Девушки дружно расхохотались и весело поглядывали на генеральшу, которая недоумевала, бредит ли Ивлий спьяну, или говорит дело.

— Да он брешет, сударыня, — заявила прачка Марина, стоявшая в девичьей. — Намедни говорил, пятьдесят рублей пропало, а теперь пять тысяч. Откуда у него такие деньги будут… Это он давеча по ветру бумажки раскидывал, ну, может, и не обыскалось какой… А то пять тысяч!

— Пёс брешет, а на мне борода седая, мне не годится брехать, — солидно остановил Ивлий Марину. — Девка ты без разума, вот и несёшь что зря… А ты, госпожа, своё дело делай, как Господь тебе повелел, рабынь глупых не слушай. Посылай за судьями, пущай меня судом праведным судят.

Девки смеялись пуще прежнего.

— Ишь какой у нас дедушка! Пять тысяч в сундуке хоронит… Да вы, барыня, не извольте его слушать. Нешто он разумеет теперь что? Ведь он себя не помнит. Мало что с хмелю представляется!

Но Татьяна Сергеевна поспешно прекратила рассуждения девок, казавшиеся ей крайне опасными.

— Ну, девушки, это не ваше дело. Молчите. Хорошо, старичок, иди себе с Богом, ляг теперь, отдохни… А я пошлю сказать исправнику, завтра он сыщет твои деньги.

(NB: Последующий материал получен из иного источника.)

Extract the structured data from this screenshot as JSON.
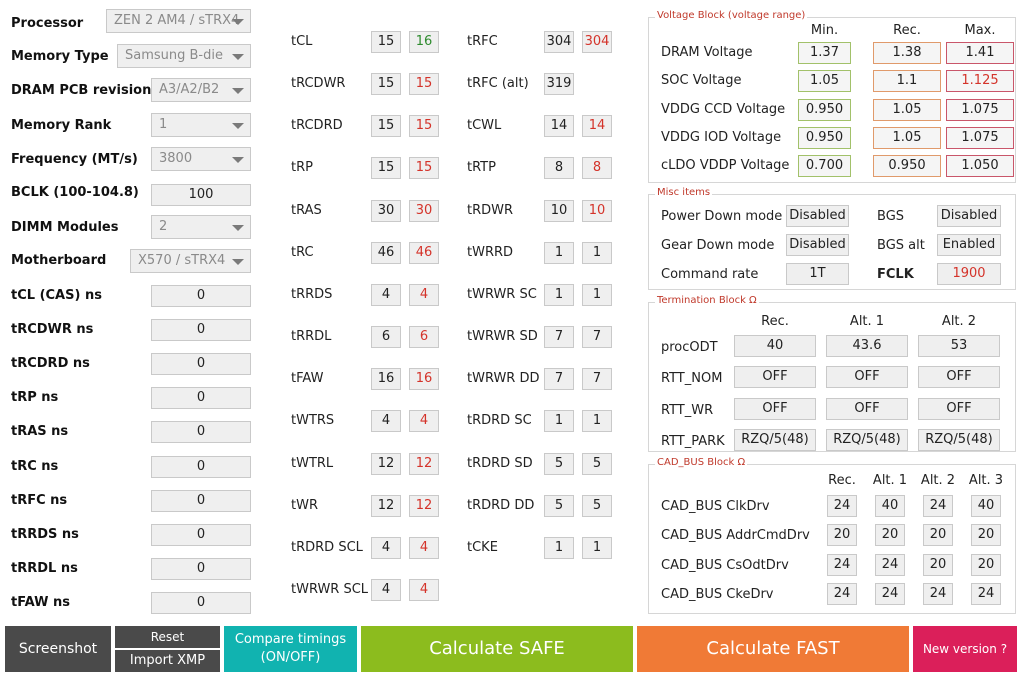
{
  "left_panel": {
    "processor": {
      "label": "Processor",
      "value": "ZEN 2 AM4 / sTRX4"
    },
    "memory_type": {
      "label": "Memory Type",
      "value": "Samsung B-die"
    },
    "dram_pcb": {
      "label": "DRAM PCB revision",
      "value": "A3/A2/B2"
    },
    "memory_rank": {
      "label": "Memory Rank",
      "value": "1"
    },
    "frequency": {
      "label": "Frequency (MT/s)",
      "value": "3800"
    },
    "bclk": {
      "label": "BCLK (100-104.8)",
      "value": "100"
    },
    "dimm_modules": {
      "label": "DIMM Modules",
      "value": "2"
    },
    "motherboard": {
      "label": "Motherboard",
      "value": "X570 / sTRX4"
    },
    "ns": [
      {
        "label": "tCL (CAS) ns",
        "value": "0"
      },
      {
        "label": "tRCDWR ns",
        "value": "0"
      },
      {
        "label": "tRCDRD ns",
        "value": "0"
      },
      {
        "label": "tRP ns",
        "value": "0"
      },
      {
        "label": "tRAS ns",
        "value": "0"
      },
      {
        "label": "tRC ns",
        "value": "0"
      },
      {
        "label": "tRFC ns",
        "value": "0"
      },
      {
        "label": "tRRDS ns",
        "value": "0"
      },
      {
        "label": "tRRDL ns",
        "value": "0"
      },
      {
        "label": "tFAW ns",
        "value": "0"
      }
    ]
  },
  "timings_col1": [
    {
      "label": "tCL",
      "a": "15",
      "b": "16"
    },
    {
      "label": "tRCDWR",
      "a": "15",
      "b": "15"
    },
    {
      "label": "tRCDRD",
      "a": "15",
      "b": "15"
    },
    {
      "label": "tRP",
      "a": "15",
      "b": "15"
    },
    {
      "label": "tRAS",
      "a": "30",
      "b": "30"
    },
    {
      "label": "tRC",
      "a": "46",
      "b": "46"
    },
    {
      "label": "tRRDS",
      "a": "4",
      "b": "4"
    },
    {
      "label": "tRRDL",
      "a": "6",
      "b": "6"
    },
    {
      "label": "tFAW",
      "a": "16",
      "b": "16"
    },
    {
      "label": "tWTRS",
      "a": "4",
      "b": "4"
    },
    {
      "label": "tWTRL",
      "a": "12",
      "b": "12"
    },
    {
      "label": "tWR",
      "a": "12",
      "b": "12"
    },
    {
      "label": "tRDRD SCL",
      "a": "4",
      "b": "4"
    },
    {
      "label": "tWRWR SCL",
      "a": "4",
      "b": "4"
    }
  ],
  "timings_col2": [
    {
      "label": "tRFC",
      "a": "304",
      "b": "304"
    },
    {
      "label": "tRFC (alt)",
      "a": "319",
      "b": ""
    },
    {
      "label": "tCWL",
      "a": "14",
      "b": "14"
    },
    {
      "label": "tRTP",
      "a": "8",
      "b": "8"
    },
    {
      "label": "tRDWR",
      "a": "10",
      "b": "10"
    },
    {
      "label": "tWRRD",
      "a": "1",
      "b": "1"
    },
    {
      "label": "tWRWR SC",
      "a": "1",
      "b": "1"
    },
    {
      "label": "tWRWR SD",
      "a": "7",
      "b": "7"
    },
    {
      "label": "tWRWR DD",
      "a": "7",
      "b": "7"
    },
    {
      "label": "tRDRD SC",
      "a": "1",
      "b": "1"
    },
    {
      "label": "tRDRD SD",
      "a": "5",
      "b": "5"
    },
    {
      "label": "tRDRD DD",
      "a": "5",
      "b": "5"
    },
    {
      "label": "tCKE",
      "a": "1",
      "b": "1"
    }
  ],
  "voltage": {
    "title": "Voltage Block (voltage range)",
    "headers": [
      "Min.",
      "Rec.",
      "Max."
    ],
    "rows": [
      {
        "label": "DRAM Voltage",
        "min": "1.37",
        "rec": "1.38",
        "max": "1.41"
      },
      {
        "label": "SOC Voltage",
        "min": "1.05",
        "rec": "1.1",
        "max": "1.125"
      },
      {
        "label": "VDDG  CCD Voltage",
        "min": "0.950",
        "rec": "1.05",
        "max": "1.075"
      },
      {
        "label": "VDDG  IOD Voltage",
        "min": "0.950",
        "rec": "1.05",
        "max": "1.075"
      },
      {
        "label": "cLDO VDDP Voltage",
        "min": "0.700",
        "rec": "0.950",
        "max": "1.050"
      }
    ]
  },
  "misc": {
    "title": "Misc items",
    "power_down": {
      "label": "Power Down mode",
      "value": "Disabled"
    },
    "gear_down": {
      "label": "Gear Down mode",
      "value": "Disabled"
    },
    "command_rate": {
      "label": "Command rate",
      "value": "1T"
    },
    "bgs": {
      "label": "BGS",
      "value": "Disabled"
    },
    "bgs_alt": {
      "label": "BGS alt",
      "value": "Enabled"
    },
    "fclk": {
      "label": "FCLK",
      "value": "1900"
    }
  },
  "termination": {
    "title": "Termination Block Ω",
    "headers": [
      "Rec.",
      "Alt. 1",
      "Alt. 2"
    ],
    "rows": [
      {
        "label": "procODT",
        "v": [
          "40",
          "43.6",
          "53"
        ]
      },
      {
        "label": "RTT_NOM",
        "v": [
          "OFF",
          "OFF",
          "OFF"
        ]
      },
      {
        "label": "RTT_WR",
        "v": [
          "OFF",
          "OFF",
          "OFF"
        ]
      },
      {
        "label": "RTT_PARK",
        "v": [
          "RZQ/5(48)",
          "RZQ/5(48)",
          "RZQ/5(48)"
        ]
      }
    ]
  },
  "cadbus": {
    "title": "CAD_BUS Block Ω",
    "headers": [
      "Rec.",
      "Alt. 1",
      "Alt. 2",
      "Alt. 3"
    ],
    "rows": [
      {
        "label": "CAD_BUS ClkDrv",
        "v": [
          "24",
          "40",
          "24",
          "40"
        ]
      },
      {
        "label": "CAD_BUS AddrCmdDrv",
        "v": [
          "20",
          "20",
          "20",
          "20"
        ]
      },
      {
        "label": "CAD_BUS CsOdtDrv",
        "v": [
          "24",
          "24",
          "20",
          "20"
        ]
      },
      {
        "label": "CAD_BUS CkeDrv",
        "v": [
          "24",
          "24",
          "24",
          "24"
        ]
      }
    ]
  },
  "buttons": {
    "screenshot": "Screenshot",
    "reset": "Reset",
    "import_xmp": "Import XMP",
    "compare_line1": "Compare timings",
    "compare_line2": "(ON/OFF)",
    "calc_safe": "Calculate SAFE",
    "calc_fast": "Calculate FAST",
    "new_version": "New version ?"
  },
  "colors": {
    "red_text": "#d4332a",
    "green_text": "#2e8b2e",
    "btn_dark": "#4a4a4a",
    "btn_teal": "#11b3b0",
    "btn_green": "#8cbc1e",
    "btn_orange": "#f07a36",
    "btn_pink": "#db1f5a"
  }
}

— Сыскать нужно, госпожа, потому дело большое! О пятидесяти рублях я и толковать не стану. Не хватит нешто у меня! Я ведь не из нужды к тебе в службу пошёл, а для Бога, хорошей госпоже помочь захотел: вижу, дело твоё сирое, бабье… Не справишься по двору… Вот и пришёл пособить. А у меня у самого капиталы большие. Одной земли тридцать десятин. Только гневен я на сынов своих, сыны у меня строптивые, греховодники, отца старого не почитают. Ну, и бросил я их! Живите своим добром и разумом. Я вам больше не печальник! А то бы нешто я по чужим людям слонялся? Я большой хозяин! Первый человек завсегда у людей был…

— Хорошо, хорошо, я знаю, что ты старичок благочестивый, тебя все почитают, — ублажала его Татьяна Сергеевна. — Ступай же, голубчик, теперь в свою комнату и ложись спать, да вели везде огни тушить. Я уж на тебя надеюсь; теперь нет управляющего, ты уж за всем должен присмотреть.

— Буди покойна, госпожа… Ты не верь им, дурам, что я пьян. Я её в рот, проклятой, не беру. А я потому таков, что меня плохие люди обдели. Ермилка у меня пять тысяч украл, это его штуки. Я ведь молитву прочту, как раз вора угадаю. Мне от Бога дано… Целую ночь буду мефимоны читать, чтоб Господь мне вора открыл.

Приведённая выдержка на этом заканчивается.